Joan : Eh bien, j’ai étudié l’opéra pendant neuf ans mais… goodbye Charlie !

JS : Fred Zenator de Forbes Magazine dit : « Chère Miss Crawford, maintenant que vous avez fait ce premier pas sur une scène à New-York, pensez-vous qu’il soit possible… J’aurais tout donné pour vous voir dans le rôle d’Eileen Heckart dans « Butterflies ». J’ai même failli vous appeler. S’il vous plaît, essayez quelque chose. Croyez-moi, ça se jouerait pour un an minimum même si c’était une erreur. » Alors ? On en a déjà parlé.
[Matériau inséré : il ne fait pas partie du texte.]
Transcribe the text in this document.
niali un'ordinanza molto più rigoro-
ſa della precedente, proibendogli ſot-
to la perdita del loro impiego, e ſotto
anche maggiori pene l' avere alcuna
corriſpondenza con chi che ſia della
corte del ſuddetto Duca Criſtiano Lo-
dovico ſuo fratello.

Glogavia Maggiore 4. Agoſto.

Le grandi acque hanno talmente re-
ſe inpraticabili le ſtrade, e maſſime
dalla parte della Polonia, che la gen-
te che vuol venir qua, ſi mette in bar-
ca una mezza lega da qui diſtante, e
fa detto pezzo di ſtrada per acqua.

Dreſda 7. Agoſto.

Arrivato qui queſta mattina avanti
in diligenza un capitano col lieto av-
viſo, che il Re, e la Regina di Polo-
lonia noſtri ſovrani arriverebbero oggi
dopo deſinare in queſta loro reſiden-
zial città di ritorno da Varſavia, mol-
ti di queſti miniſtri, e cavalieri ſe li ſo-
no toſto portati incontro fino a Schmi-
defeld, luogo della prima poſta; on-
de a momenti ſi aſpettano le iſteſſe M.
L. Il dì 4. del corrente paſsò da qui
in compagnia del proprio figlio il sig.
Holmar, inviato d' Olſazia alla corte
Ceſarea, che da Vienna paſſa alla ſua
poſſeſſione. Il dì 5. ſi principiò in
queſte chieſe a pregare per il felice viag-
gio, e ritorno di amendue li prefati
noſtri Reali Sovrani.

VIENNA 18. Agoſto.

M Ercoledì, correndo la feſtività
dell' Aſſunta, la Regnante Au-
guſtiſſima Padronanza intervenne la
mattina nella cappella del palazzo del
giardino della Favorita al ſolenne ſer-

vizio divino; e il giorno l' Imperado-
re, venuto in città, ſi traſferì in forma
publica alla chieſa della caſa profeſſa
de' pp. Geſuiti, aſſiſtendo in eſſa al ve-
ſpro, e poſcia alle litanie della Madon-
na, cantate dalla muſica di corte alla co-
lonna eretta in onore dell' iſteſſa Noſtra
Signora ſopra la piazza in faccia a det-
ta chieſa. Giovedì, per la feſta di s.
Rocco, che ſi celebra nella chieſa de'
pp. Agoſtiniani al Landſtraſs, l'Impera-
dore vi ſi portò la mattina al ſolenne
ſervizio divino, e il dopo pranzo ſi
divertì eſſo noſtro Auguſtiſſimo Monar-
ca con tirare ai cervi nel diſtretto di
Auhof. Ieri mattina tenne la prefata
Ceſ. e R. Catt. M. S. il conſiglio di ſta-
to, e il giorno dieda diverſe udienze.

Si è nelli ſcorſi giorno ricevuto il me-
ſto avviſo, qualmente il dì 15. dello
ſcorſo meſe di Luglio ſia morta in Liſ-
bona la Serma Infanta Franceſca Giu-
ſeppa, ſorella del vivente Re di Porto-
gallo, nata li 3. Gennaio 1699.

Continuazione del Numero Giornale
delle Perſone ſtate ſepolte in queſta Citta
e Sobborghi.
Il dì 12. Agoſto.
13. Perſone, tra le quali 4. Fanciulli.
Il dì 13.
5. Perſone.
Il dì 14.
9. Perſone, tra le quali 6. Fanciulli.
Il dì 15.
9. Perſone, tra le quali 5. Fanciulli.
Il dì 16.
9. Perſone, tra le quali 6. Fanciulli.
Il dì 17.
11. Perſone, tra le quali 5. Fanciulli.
Je pense qu’on connaît votre réponse.

Joan : Non, attendez une minute. Je ne crois pas que quelqu’un aurait pu surpasser Eileen Heckart dans « Butterflies are free ». Elle est formidable ! Je lui ai parlé l’autre jour, avant-hier. Je lui ai dit “Eileen, je vais à Town Hall dimanche”. Ella a dit « Je sais ! ». Et elle a dit « Tu sais, j’ai fait une conférence dans une université récemment… des étudiants en théâtre… à un niveau supérieur ». Et elle a dit « Je n’arrivais pas à les accrocher. Et je me suis dit, c’est bon Eileen, tu as foiré. Tu viens de foirer. Et tout d’un coup, un gamin s’est levé et m'a demandé « Que pensez-vous du shit ? ». Elle a répondu « Chéri, ça c’est ton problème. Le mien, c’est le whisky !».

JS : Que pensez-vous des prises de positions politiques récentes de plusieurs acteurs et actrices ? Pensez-vous qu’ils ont raison d’utiliser leurs noms pour influencer les gens ?

Joan : Je pense que les gens qui vont aux Oscars… oh, nom de Dieu ! Acceptez et soyez reconnaissant pour l’honneur. Et n’essayez pas de profiter de la télévision nationale pour faire vos doléances. Et s’il-vous-plaît, par pitié… ne parlez jamais de politique ou de religion.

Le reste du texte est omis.